Mr. Dominic Grieve (Beaconsfield)

Will the Minister give way?

Mr. Lock

Certainly.

Mr. Deputy Speaker (Mr. Nicholas Winterton)

Order. Although the Minister can indeed give way, in such a debate as this he is under no pressure or obligation to do so as it is a debate between one hon. Member and the Minister. However, as the Minister has given way, I hope that the intervention will be brief.

Mr. Grieve

I shall indeed be brief. Will the Minister confirm that the statistics available would suggest that the pool is expanding and that, for instance, the number of women who are likely to be eligible to apply for the judiciary will be much larger than it was 25 years ago and is increasing?

Mr.
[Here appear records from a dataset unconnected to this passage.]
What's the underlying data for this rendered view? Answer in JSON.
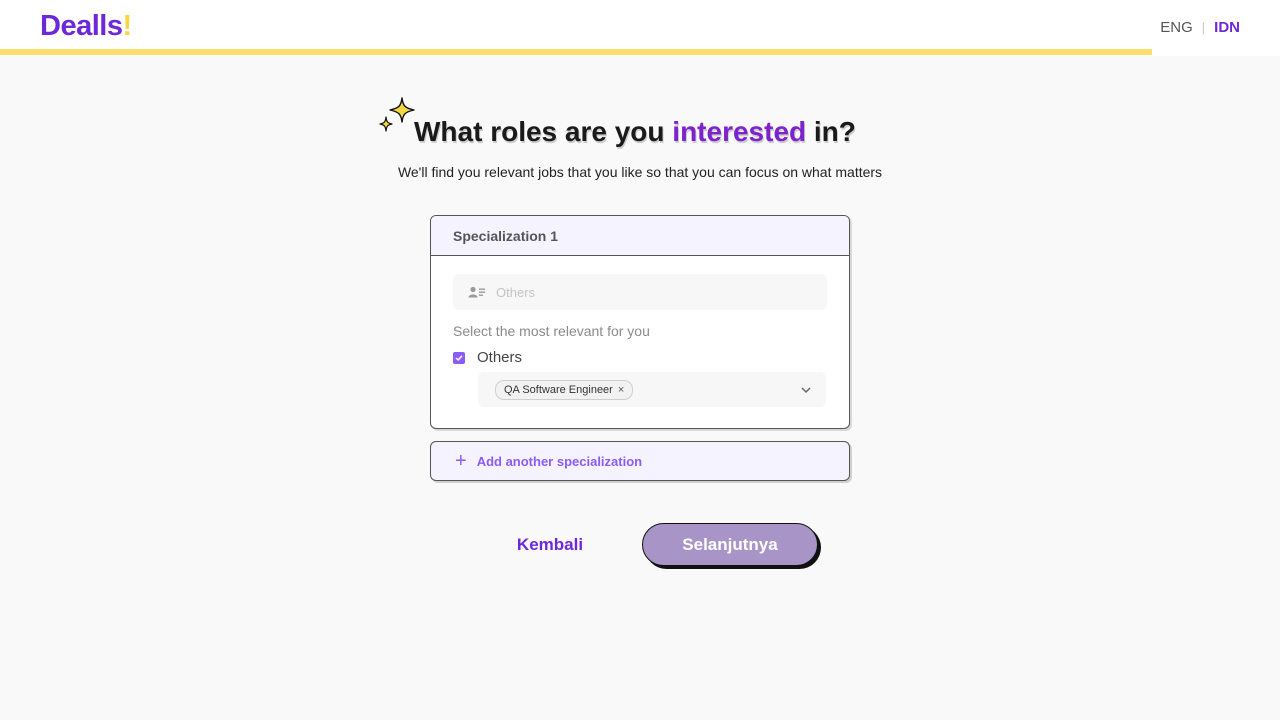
{
  "header": {
    "logo_text": "Dealls",
    "logo_mark": "!",
    "progress_fraction": 0.9,
    "progress_color": "#fbdf6a",
    "languages": {
      "eng": "ENG",
      "separator": "|",
      "idn": "IDN",
      "active": "IDN"
    }
  },
  "hero": {
    "title_before": "What roles are you ",
    "title_highlight": "interested",
    "title_after": " in?",
    "subtitle": "We'll find you relevant jobs that you like so that you can focus on what matters",
    "icon": "sparkles-icon"
  },
  "specialization": {
    "header": "Specialization 1",
    "search": {
      "placeholder": "Others",
      "value": "",
      "icon": "user-list-icon"
    },
    "hint": "Select the most relevant for you",
    "option": {
      "label": "Others",
      "checked": true
    },
    "roles": {
      "selected": [
        {
          "label": "QA Software Engineer",
          "remove": "×"
        }
      ],
      "icon": "chevron-down-icon"
    }
  },
  "add_specialization": {
    "label": "Add another specialization",
    "icon": "plus-icon"
  },
  "footer": {
    "back_label": "Kembali",
    "next_label": "Selanjutnya"
  },
  "colors": {
    "brand": "#6d28d9",
    "accent": "#8b5cf6",
    "next_button": "#a894c6",
    "highlight_yellow": "#f5d742"
  }
}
Lock

I can certainly confirm that the pool is expanding. Hon. Members may be interested to know that there are now one solicitor, 10 women, but unfortunately no High Court judges of ethnic origin. At the lower levels, the figures are more encouraging. Of 634 appointments filled by means of open competition in 1998–99, 23.5 per cent., or just under a quarter, were women; 5.4 per cent. were of ethnic minority origin; 46.4 per cent. were solicitors; 37.1 per cent. were junior barristers; 5.7 per cent. were Queen's Counsel and 10.9 per cent. were non-practising lawyers. Although there is a good spread across judicial appointments generally, I accept that we still have work to do at senior levels.

My hon. Friend has raised a large number of issues and I anticipate having to write to him on those that I do not have time to cover. I am happy to confirm that the Kate Malleson research into race and sex discrimination, which covers an important matter, is due to be published this month and of course will be made public.

My hon. Friend also referred to appraisal—an important but delicate issue. The pilot in north Wales involving deputy district judges is impressive and appears to be going well, but it would not be appropriate to roll out any pilot until we were confident that we had managed to assess its full impact and learned lessons from it—otherwise it would not be a pilot.

I can assure my hon. Friend that we approach appraisal very much for the benefit of the people being appraised and not as a quasi-disciplinary stick to be held over part-time judges as a reason for not appointing them. It is all part of the process of ensuring that we get the best judges available for our courts. Appraisal issues in respect of the full-time judiciary are very much more delicate and must, in essence, be a matter for the judges themselves, without straying into their judicial independence. As my hon. Friend realises, I am sure that there are delicate issues of constitutional propriety involved.

In essence, Sir Leonard's report gave the team in the Lord Chancellor's Department very good marks for their work. He said that the overall impression of the Department's work was one of thoroughness, competence and professionalism. However, there are clearly areas where we can improve and we are grateful to Sir Len for highlighting them. The work will be carried through quickly and thoroughly. It is a very important area and we must make sure that we get it right. I am grateful to my hon. Friend the Member for Hendon for introducing the debate and I hope that I have answered many of the points that he has raised.